It’s a plant with beautiful flowers, and it grows in southern Mexico and Central America. The flowers are designed so that only certain hummingbirds can pollinate them. The species is Heliconia tortuosa also known as the Griggs heliconia. Six different hummingbird species visit these plants and carry their pollen. However, there are only two species that contribute significantly to the plant’s reproduction. Why that is true is a remarkable design feature that has to do with genetic mixing.
Inbreeding of plants or animals–and humans–creates problems. Harmful genetic traits are more likely to show up in inbred plants or animals. Animal breeders avoid breeding litter-mates together. Mixing the stock minimizes inbred malformities. Botanists gather pollen from various plants to avoid similar problems. How can plants in the wild gather pollen from a wider area? Research on the Griggs heliconia shows one solution to that problem.

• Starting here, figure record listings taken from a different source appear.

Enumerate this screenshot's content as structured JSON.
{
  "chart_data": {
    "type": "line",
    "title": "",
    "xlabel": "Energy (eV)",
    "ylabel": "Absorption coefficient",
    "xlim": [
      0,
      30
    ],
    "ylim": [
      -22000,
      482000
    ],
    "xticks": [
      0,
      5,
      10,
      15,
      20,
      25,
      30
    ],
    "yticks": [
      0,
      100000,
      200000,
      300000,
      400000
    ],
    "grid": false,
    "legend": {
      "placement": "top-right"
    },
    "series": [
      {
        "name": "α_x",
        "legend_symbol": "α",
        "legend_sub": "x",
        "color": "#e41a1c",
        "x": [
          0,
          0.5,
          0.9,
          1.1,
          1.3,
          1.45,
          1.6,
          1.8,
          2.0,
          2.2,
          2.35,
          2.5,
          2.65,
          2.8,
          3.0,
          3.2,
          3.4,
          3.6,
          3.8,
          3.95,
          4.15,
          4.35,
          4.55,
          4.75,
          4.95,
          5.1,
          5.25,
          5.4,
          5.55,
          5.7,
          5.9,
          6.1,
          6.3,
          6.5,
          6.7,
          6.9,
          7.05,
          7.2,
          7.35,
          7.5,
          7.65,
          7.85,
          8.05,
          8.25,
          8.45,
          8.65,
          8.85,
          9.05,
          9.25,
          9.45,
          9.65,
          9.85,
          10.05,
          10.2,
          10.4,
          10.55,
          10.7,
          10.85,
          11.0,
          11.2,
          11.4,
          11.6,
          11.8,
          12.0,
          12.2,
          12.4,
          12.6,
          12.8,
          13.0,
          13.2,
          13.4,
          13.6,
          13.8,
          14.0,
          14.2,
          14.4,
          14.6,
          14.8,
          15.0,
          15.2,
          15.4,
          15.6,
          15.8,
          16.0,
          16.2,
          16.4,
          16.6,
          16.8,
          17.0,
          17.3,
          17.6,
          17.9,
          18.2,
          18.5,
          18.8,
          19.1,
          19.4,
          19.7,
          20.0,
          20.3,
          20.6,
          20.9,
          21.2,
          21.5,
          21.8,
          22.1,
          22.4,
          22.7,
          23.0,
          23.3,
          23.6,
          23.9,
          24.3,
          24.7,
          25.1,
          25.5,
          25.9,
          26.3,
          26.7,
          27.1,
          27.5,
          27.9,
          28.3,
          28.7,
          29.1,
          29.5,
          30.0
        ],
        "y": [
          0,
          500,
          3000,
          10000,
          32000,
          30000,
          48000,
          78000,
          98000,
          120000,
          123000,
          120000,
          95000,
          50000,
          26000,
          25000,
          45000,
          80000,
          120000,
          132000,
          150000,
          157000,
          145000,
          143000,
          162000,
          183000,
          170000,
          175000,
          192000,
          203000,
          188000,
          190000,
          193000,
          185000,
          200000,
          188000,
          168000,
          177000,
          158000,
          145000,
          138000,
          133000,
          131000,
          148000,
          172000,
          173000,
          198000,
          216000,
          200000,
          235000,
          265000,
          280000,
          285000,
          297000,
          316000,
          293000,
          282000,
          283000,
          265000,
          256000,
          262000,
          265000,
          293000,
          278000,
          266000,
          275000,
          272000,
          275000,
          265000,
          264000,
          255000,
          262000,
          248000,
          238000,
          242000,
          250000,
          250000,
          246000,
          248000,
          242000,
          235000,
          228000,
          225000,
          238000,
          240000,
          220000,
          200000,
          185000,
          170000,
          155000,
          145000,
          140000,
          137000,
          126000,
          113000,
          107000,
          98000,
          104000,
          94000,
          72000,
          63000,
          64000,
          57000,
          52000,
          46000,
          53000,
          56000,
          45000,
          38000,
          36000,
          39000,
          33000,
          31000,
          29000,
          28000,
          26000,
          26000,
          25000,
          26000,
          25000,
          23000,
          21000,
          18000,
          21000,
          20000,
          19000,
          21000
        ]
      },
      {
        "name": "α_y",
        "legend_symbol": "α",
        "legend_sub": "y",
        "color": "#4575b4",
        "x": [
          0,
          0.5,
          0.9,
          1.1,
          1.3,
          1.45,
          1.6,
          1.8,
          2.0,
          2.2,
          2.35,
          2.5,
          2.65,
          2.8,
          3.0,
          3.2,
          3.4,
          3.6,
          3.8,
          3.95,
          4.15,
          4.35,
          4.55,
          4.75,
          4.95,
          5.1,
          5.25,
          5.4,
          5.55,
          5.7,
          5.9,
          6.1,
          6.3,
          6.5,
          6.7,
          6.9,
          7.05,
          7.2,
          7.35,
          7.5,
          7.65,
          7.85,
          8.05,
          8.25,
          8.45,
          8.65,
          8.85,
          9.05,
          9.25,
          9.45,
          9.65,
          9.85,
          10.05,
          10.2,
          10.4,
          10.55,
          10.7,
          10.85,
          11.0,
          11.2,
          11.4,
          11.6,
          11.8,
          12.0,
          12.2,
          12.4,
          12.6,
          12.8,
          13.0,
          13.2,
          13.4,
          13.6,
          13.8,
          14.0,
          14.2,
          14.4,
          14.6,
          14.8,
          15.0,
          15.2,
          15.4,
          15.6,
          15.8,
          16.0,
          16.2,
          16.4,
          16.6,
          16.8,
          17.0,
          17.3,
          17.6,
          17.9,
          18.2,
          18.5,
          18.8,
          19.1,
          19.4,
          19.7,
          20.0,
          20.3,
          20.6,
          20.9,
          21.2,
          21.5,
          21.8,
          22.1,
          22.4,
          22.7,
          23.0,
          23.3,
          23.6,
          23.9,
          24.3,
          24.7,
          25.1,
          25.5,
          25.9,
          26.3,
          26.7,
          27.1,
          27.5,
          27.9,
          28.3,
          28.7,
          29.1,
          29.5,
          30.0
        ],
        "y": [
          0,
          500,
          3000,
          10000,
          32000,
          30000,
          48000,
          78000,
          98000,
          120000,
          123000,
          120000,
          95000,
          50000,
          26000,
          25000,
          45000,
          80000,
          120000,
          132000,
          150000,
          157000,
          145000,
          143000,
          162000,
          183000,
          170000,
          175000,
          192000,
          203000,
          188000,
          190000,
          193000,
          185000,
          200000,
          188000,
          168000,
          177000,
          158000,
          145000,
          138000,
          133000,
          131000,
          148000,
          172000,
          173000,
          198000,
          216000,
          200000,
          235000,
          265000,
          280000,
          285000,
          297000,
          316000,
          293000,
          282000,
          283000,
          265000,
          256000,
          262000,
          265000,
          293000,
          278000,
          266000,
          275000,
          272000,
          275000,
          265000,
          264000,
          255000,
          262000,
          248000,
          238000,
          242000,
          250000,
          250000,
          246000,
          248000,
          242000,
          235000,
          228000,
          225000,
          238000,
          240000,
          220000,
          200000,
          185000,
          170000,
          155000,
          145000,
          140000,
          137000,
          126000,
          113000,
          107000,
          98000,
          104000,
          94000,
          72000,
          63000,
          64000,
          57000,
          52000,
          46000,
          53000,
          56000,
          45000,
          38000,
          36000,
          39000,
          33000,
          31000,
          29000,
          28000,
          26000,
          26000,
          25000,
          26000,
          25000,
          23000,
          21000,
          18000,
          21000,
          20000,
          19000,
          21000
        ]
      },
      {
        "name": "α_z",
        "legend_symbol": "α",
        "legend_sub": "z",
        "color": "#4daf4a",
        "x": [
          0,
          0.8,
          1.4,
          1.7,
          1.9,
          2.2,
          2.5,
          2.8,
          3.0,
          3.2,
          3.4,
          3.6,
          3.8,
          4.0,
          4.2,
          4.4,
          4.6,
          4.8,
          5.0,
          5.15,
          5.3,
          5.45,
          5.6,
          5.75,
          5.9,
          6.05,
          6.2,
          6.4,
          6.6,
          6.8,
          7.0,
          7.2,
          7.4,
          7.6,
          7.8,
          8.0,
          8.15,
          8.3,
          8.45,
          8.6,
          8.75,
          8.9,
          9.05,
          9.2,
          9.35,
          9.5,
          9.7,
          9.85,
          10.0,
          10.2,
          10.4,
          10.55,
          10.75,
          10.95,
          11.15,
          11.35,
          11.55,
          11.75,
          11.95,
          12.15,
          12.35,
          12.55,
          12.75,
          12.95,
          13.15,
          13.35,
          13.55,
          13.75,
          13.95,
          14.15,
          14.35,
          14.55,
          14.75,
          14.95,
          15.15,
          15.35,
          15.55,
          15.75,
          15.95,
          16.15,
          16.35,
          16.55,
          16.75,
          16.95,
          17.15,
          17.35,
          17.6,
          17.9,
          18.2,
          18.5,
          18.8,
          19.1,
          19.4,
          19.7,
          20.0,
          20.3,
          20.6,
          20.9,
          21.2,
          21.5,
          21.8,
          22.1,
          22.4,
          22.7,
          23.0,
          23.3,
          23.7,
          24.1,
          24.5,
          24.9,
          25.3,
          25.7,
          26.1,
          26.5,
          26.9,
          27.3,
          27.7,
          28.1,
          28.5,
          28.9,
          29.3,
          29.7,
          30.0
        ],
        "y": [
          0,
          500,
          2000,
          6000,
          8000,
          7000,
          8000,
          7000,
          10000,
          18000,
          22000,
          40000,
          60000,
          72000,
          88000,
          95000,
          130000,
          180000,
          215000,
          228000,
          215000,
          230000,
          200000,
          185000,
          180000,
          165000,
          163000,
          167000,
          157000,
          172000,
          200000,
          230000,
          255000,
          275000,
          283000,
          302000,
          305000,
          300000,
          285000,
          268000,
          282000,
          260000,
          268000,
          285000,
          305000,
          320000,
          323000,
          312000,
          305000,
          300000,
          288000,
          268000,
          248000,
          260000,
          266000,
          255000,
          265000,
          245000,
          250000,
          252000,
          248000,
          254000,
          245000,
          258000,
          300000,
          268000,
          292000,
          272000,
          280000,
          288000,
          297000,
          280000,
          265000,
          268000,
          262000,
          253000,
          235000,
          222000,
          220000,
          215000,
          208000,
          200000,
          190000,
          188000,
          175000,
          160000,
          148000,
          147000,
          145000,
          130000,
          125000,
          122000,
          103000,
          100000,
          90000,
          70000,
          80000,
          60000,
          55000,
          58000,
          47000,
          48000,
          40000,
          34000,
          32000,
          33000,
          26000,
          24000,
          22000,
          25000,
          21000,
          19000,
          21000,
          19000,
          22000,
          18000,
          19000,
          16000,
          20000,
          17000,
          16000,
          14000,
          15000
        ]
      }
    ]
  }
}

Even though other hummingbirds visit this plant, it only recognizes and responds to the green hermit and violet sabrewing hummingbirds. When those hummingbirds visit, the plant responds by extending more pollen-tube growth. Why does the Griggs heliconia prefer those two species of hummingbirds? The other hummingbird species are territorial and therefore stay in a small area and gather pollen from local plants that may be closely related. The two preferred pollinators are hermit hummingbirds that travel long distances and therefore carry pollen from plants that are not close relatives. In this way, inbreeding is avoided by design.
The biologists who studied Griggs heliconia said that this was the first time to their knowledge that a plant had “the capacity to recognize pollinator species immediately after visitation.” This is a mutual relationship that benefits both the plant and the pollinators which eat the nectar. The researchers consider it an example of “co-evolution.” We see it as another example of design by the Master Designer.